**Core Concept:** Glucagon-like peptide-1 (GLP-1) is an incretin hormone secreted by L cells in the gastrointestinal tract in response to food intake, primarily glucose. GLP-1 stimulates insulin secretion in a glucose-dependent manner and inhibits glucagon secretion, gastric emptying, and pancreatic beta cell proliferation. GTR (Glucagon-like peptide-1 receptor agonist) is a class of drugs that mimic the effects of GLP-1, targeting the GLP-1 receptor.

**Why the Correct Answer is Right:** The correct answer is D. **Glucagon-like peptide-1 receptor agonist (GLP-1 RA)**. This is because the main function of GTR is to stimulate insulin secretion in a glucose-dependent manner and inhibit glucagon secretion, thereby aiding in glycemic control in patients with type 2 diabetes mellitus (T2DM). GLP-1 RAs mimic the effects of GLP-1, binding to the GLP-1 receptor on pancreatic beta cells to achieve these actions.

**Why Each Wrong Option is Incorrect:**

A. **Glucose tolerance test (GTT)**: A GTT is a diagnostic test used to evaluate glucose tolerance. While GTRs can improve glucose tolerance, the core function of a GTT is not drug therapy for T2DM.

B. **Incretin hormones**: GLP-1 is an incretin hormone, one of the three main incretin hormones (GLP-1, GIP, and GLP-2). While incretin hormones play a role in glucose regulation, the specific function of GTR is targeting GLP-1 receptor.

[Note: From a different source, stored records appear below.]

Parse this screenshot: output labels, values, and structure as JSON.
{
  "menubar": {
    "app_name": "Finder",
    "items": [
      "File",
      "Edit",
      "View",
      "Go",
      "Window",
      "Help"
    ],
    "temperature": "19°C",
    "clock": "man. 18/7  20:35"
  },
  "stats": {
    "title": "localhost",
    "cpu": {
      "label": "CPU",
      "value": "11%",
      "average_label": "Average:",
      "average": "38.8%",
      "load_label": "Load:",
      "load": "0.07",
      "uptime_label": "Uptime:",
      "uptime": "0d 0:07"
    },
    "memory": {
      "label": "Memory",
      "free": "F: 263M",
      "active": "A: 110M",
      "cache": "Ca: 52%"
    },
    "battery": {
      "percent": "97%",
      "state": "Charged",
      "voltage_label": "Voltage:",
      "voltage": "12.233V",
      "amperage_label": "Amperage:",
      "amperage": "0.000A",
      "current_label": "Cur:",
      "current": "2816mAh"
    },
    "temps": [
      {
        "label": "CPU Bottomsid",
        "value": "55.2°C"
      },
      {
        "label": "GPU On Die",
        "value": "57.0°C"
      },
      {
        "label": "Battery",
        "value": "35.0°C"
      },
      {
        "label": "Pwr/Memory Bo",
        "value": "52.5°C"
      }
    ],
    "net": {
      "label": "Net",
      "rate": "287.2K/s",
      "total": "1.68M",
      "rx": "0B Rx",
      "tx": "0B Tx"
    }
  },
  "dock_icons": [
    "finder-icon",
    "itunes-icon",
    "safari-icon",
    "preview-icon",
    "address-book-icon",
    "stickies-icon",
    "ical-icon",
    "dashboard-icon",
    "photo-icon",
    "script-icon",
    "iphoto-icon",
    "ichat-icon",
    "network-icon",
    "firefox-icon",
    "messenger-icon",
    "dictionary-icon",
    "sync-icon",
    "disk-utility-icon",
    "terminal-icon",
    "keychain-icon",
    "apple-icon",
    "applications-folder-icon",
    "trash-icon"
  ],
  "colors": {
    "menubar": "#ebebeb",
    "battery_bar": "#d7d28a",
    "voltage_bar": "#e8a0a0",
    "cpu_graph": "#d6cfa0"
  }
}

C. **Insulin and glucagon secretion**: GTRs do influence insulin and glucagon secretion, but the primary focus of GTRs is on the GLP-1 receptor, which is not directly related to these hormones' secretion but rather the downstream effects mediated by the GLP-1 receptor on beta cells.

E. **Glucose-dependent insulin secretion**: While GLP-1 and GTRs (D) do stimulate glucose-dependent insulin secretion, the focus on GLP-1 receptor agonism is more relevant, as it is the receptor activation that leads to glucose-dependent insulin secretion rather than the hormone itself.

**Clinical Pearl:** In clinical practice, GLP-1 RAs are a class of drugs used as an oral or injectable therapy for T2DM, demonstrating the importance of understanding the specific target receptor for these drugs.